The city owns its waterworks plant free and clear of all liens and incumbrances except as it may be said it is incumbered by the issue of general tax bonds of the city. Just how the city can acquire a purchase-money lien upon the property which it has owned from the very beginning of its existence and never purchased, and the title to which it holds free and clear, is not explained. Those who seek to support the issue of bonds under subd. 13, sec. 66.06 (9) (b), Stats., seem to think of the utility as if it were an entity existing separate from the city. It has no corporate existence. It is like the city hall, the sewer system, and equipment owned by the city — merely a part of the city's property. The fact that the plant is designated a "public utility" and the city is required to set it up on its books as a separate operation does not incorporate it. The bonds, if issued, will be executed by the city not by the "public utility." The people have authorized municipalities to incumber part of their property for certain limited purposes. When incumbered for one of those designated purposes the amendment of 1932 provides that such incumbrance shall not be considered an indebtedness of the city.
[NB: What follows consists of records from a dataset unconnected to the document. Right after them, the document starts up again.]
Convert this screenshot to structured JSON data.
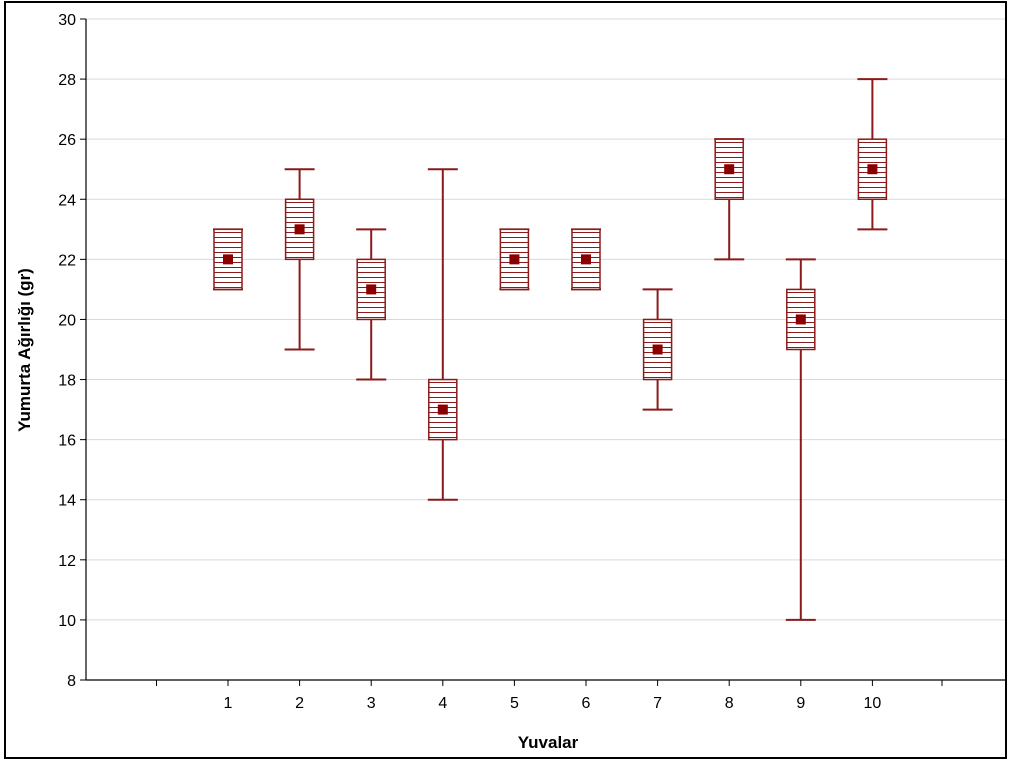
{
  "chart_data": {
    "type": "boxplot",
    "title": "",
    "xlabel": "Yuvalar",
    "ylabel": "Yumurta Ağırlığı (gr)",
    "ylim": [
      8,
      30
    ],
    "yticks": [
      8,
      10,
      12,
      14,
      16,
      18,
      20,
      22,
      24,
      26,
      28,
      30
    ],
    "grid": "horizontal",
    "categories": [
      "1",
      "2",
      "3",
      "4",
      "5",
      "6",
      "7",
      "8",
      "9",
      "10"
    ],
    "series": [
      {
        "category": "1",
        "min": 21,
        "q1": 21,
        "median": 22,
        "q3": 23,
        "max": 23
      },
      {
        "category": "2",
        "min": 19,
        "q1": 22,
        "median": 23,
        "q3": 24,
        "max": 25
      },
      {
        "category": "3",
        "min": 18,
        "q1": 20,
        "median": 21,
        "q3": 22,
        "max": 23
      },
      {
        "category": "4",
        "min": 14,
        "q1": 16,
        "median": 17,
        "q3": 18,
        "max": 25
      },
      {
        "category": "5",
        "min": 21,
        "q1": 21,
        "median": 22,
        "q3": 23,
        "max": 23
      },
      {
        "category": "6",
        "min": 21,
        "q1": 21,
        "median": 22,
        "q3": 23,
        "max": 23
      },
      {
        "category": "7",
        "min": 17,
        "q1": 18,
        "median": 19,
        "q3": 20,
        "max": 21
      },
      {
        "category": "8",
        "min": 22,
        "q1": 24,
        "median": 25,
        "q3": 26,
        "max": 26
      },
      {
        "category": "9",
        "min": 10,
        "q1": 19,
        "median": 20,
        "q3": 21,
        "max": 22
      },
      {
        "category": "10",
        "min": 23,
        "q1": 24,
        "median": 25,
        "q3": 26,
        "max": 28
      }
    ],
    "colors": {
      "box": "#8b1a1a",
      "median_marker": "#8b0000",
      "grid": "#d9d9d9",
      "axis": "#000000"
    }
  }
}
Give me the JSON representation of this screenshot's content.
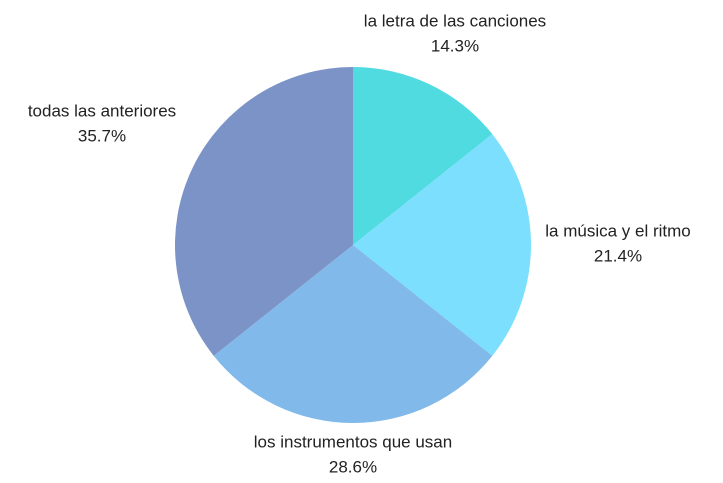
{
  "chart_data": {
    "type": "pie",
    "categories": [
      "la letra de las canciones",
      "la música y el ritmo",
      "los instrumentos que usan",
      "todas las anteriores"
    ],
    "values": [
      14.3,
      21.4,
      28.6,
      35.7
    ],
    "value_labels": [
      "14.3%",
      "21.4%",
      "28.6%",
      "35.7%"
    ],
    "colors": [
      "#4fdbe0",
      "#7bdffd",
      "#80b9ea",
      "#7b93c6"
    ]
  }
}
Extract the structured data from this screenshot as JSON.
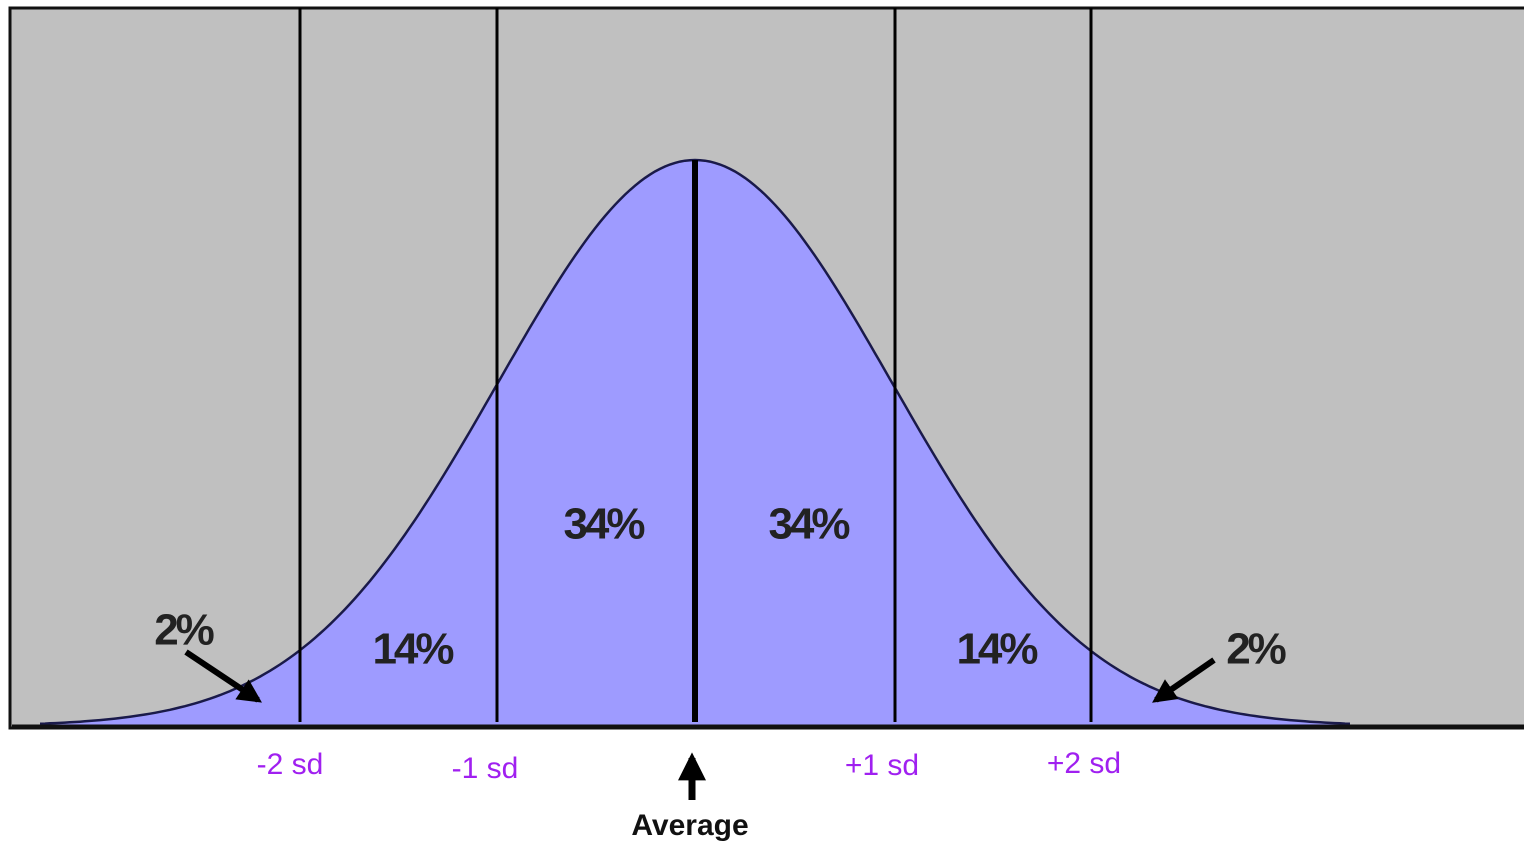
{
  "regions": [
    "2%",
    "14%",
    "34%",
    "34%",
    "14%",
    "2%"
  ],
  "sd_labels": [
    "-2 sd",
    "-1 sd",
    "+1 sd",
    "+2 sd"
  ],
  "average_label": "Average"
}
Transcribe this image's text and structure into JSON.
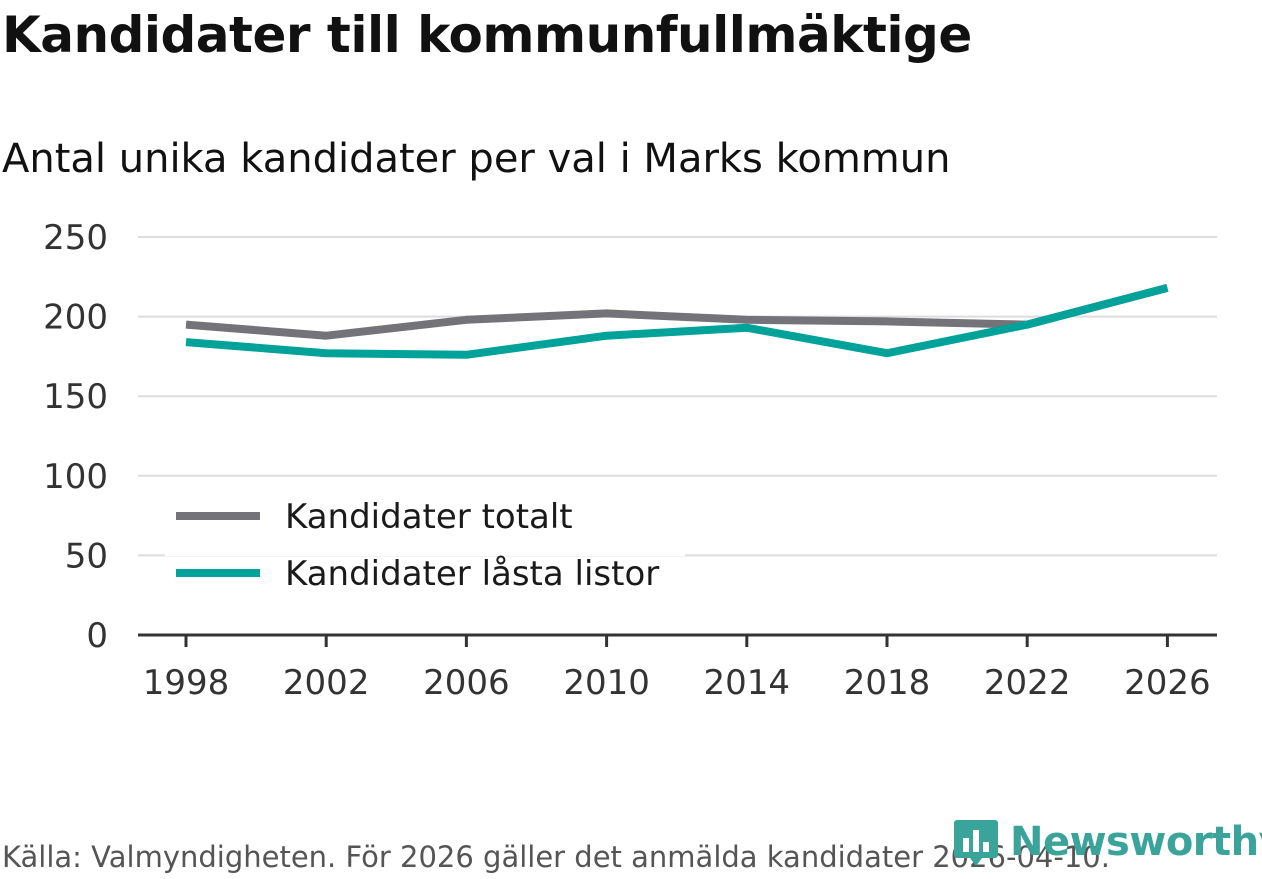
{
  "header": {
    "title": "Kandidater till kommunfullmäktige",
    "subtitle": "Antal unika kandidater per val i Marks kommun"
  },
  "footer": {
    "source": "Källa: Valmyndigheten. För 2026 gäller det anmälda kandidater 2026-04-10.",
    "brand": "Newsworthy"
  },
  "colors": {
    "grid": "#dddddd",
    "axis": "#333333",
    "brand": "#3aa39a"
  },
  "chart_data": {
    "type": "line",
    "title": "Kandidater till kommunfullmäktige",
    "subtitle": "Antal unika kandidater per val i Marks kommun",
    "x": [
      "1998",
      "2002",
      "2006",
      "2010",
      "2014",
      "2018",
      "2022",
      "2026"
    ],
    "ylim": [
      0,
      250
    ],
    "yticks": [
      0,
      50,
      100,
      150,
      200,
      250
    ],
    "grid": true,
    "legend_position": "bottom-left",
    "series": [
      {
        "name": "Kandidater totalt",
        "color": "#75737a",
        "values": [
          195,
          188,
          198,
          202,
          198,
          197,
          195,
          218
        ]
      },
      {
        "name": "Kandidater låsta listor",
        "color": "#00a29a",
        "values": [
          184,
          177,
          176,
          188,
          193,
          177,
          195,
          218
        ]
      }
    ]
  }
}
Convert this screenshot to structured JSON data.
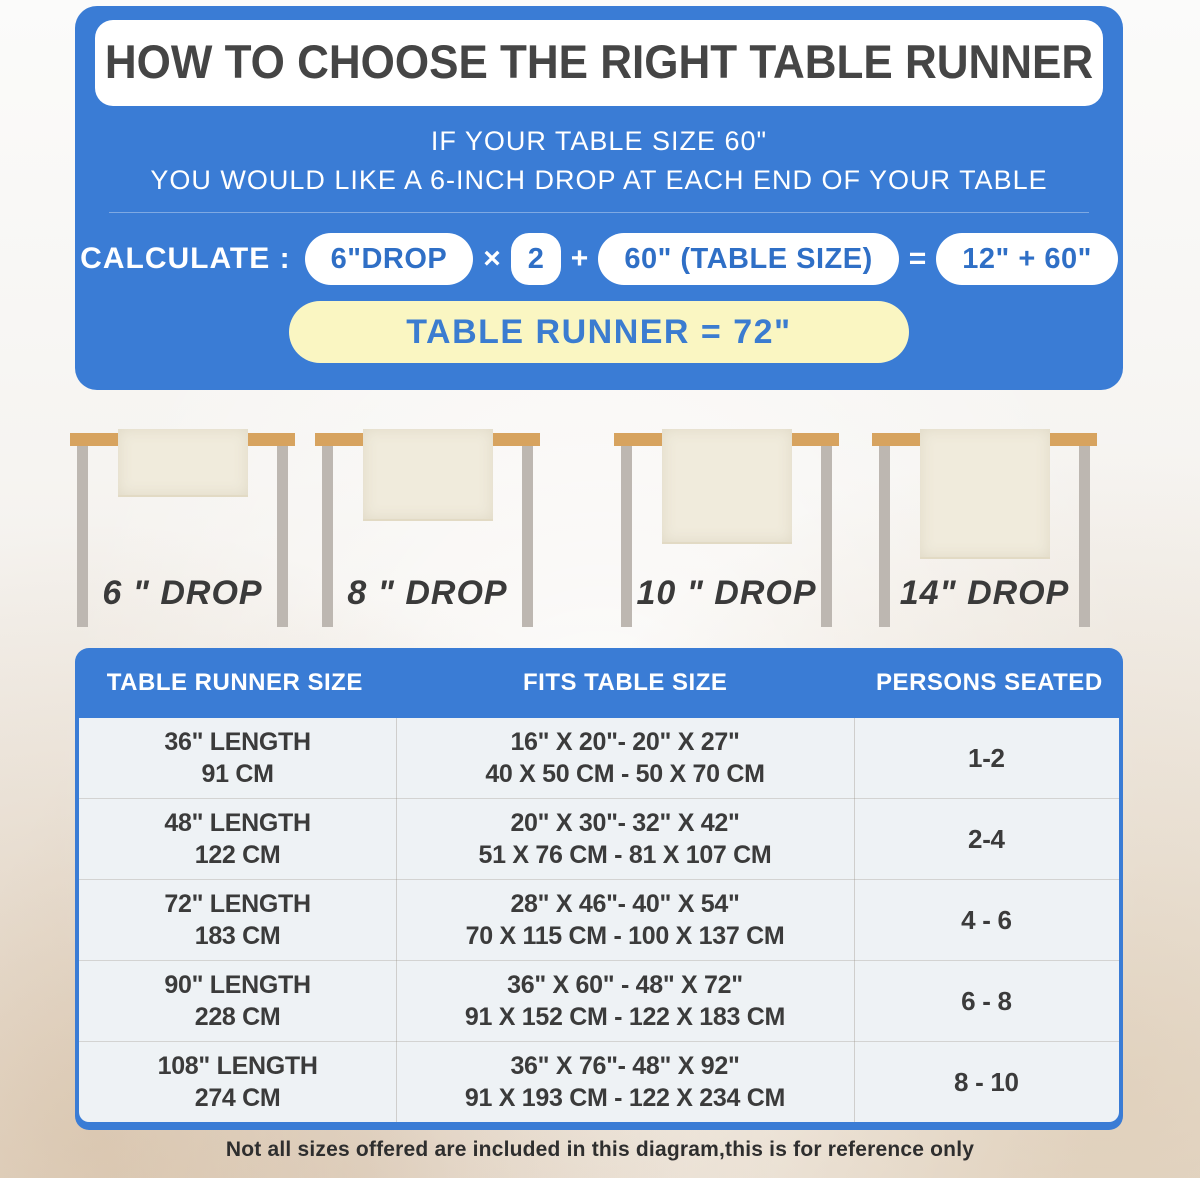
{
  "hero": {
    "title": "HOW TO CHOOSE THE RIGHT TABLE RUNNER",
    "subtitle_line1": "IF YOUR TABLE SIZE 60\"",
    "subtitle_line2": "YOU WOULD LIKE A 6-INCH DROP AT EACH END OF YOUR TABLE",
    "calculate_label": "CALCULATE :",
    "drop_pill": "6\"DROP",
    "times_sign": "×",
    "factor": "2",
    "plus_sign": "+",
    "table_size_pill": "60\" (TABLE SIZE)",
    "equals_sign": "=",
    "result_pill": "12\" + 60\"",
    "result_banner": "TABLE RUNNER = 72\""
  },
  "illustrations": [
    {
      "label": "6 \" DROP"
    },
    {
      "label": "8 \" DROP"
    },
    {
      "label": "10 \" DROP"
    },
    {
      "label": "14\" DROP"
    }
  ],
  "size_table": {
    "headers": [
      "TABLE RUNNER SIZE",
      "FITS TABLE SIZE",
      "PERSONS SEATED"
    ],
    "rows": [
      {
        "size_in": "36\" LENGTH",
        "size_cm": "91 CM",
        "fits_in": "16\" X 20\"- 20\" X 27\"",
        "fits_cm": "40 X 50 CM - 50 X 70 CM",
        "persons": "1-2"
      },
      {
        "size_in": "48\" LENGTH",
        "size_cm": "122 CM",
        "fits_in": "20\" X 30\"- 32\" X 42\"",
        "fits_cm": "51 X 76 CM - 81 X 107 CM",
        "persons": "2-4"
      },
      {
        "size_in": "72\" LENGTH",
        "size_cm": "183 CM",
        "fits_in": "28\" X 46\"- 40\" X 54\"",
        "fits_cm": "70 X 115 CM - 100 X 137 CM",
        "persons": "4 - 6"
      },
      {
        "size_in": "90\" LENGTH",
        "size_cm": "228 CM",
        "fits_in": "36\" X 60\" - 48\" X 72\"",
        "fits_cm": "91 X 152 CM - 122 X 183 CM",
        "persons": "6 - 8"
      },
      {
        "size_in": "108\" LENGTH",
        "size_cm": "274 CM",
        "fits_in": "36\" X 76\"- 48\" X 92\"",
        "fits_cm": "91 X 193 CM - 122 X 234 CM",
        "persons": "8 - 10"
      }
    ]
  },
  "footer": {
    "note": "Not all sizes offered are included in this diagram,this is for reference only"
  },
  "colors": {
    "brand_blue": "#3A7CD5",
    "pill_text_blue": "#2F6FC6",
    "result_yellow": "#FAF6C2",
    "tabletop_wood": "#D7A35F",
    "leg_gray": "#BDB7B1",
    "runner_cream": "#F0EBDC",
    "title_dark": "#454545"
  }
}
No amount of eloquent argument or elucidation can put into the proviso of 1932 something that is not there. That proviso *Page 326 did not authorize the issue of revenue bonds for the purpose of reimbursing a city for funds it had already expended. It is fallacious to say that the city by reimbursing itself is acquiring something that it had already acquired. The legislature having no authority under the proviso of 1932 to authorize the issue of revenue bonds to enable a municipality to reimburse itself, subd. 13, sec. 66.06 (9) (b), Stats, is unconstitutional and void.
By the Court. — The order appealed from is reversed, and the cause is remanded with directions to enter judgment for the plaintiff.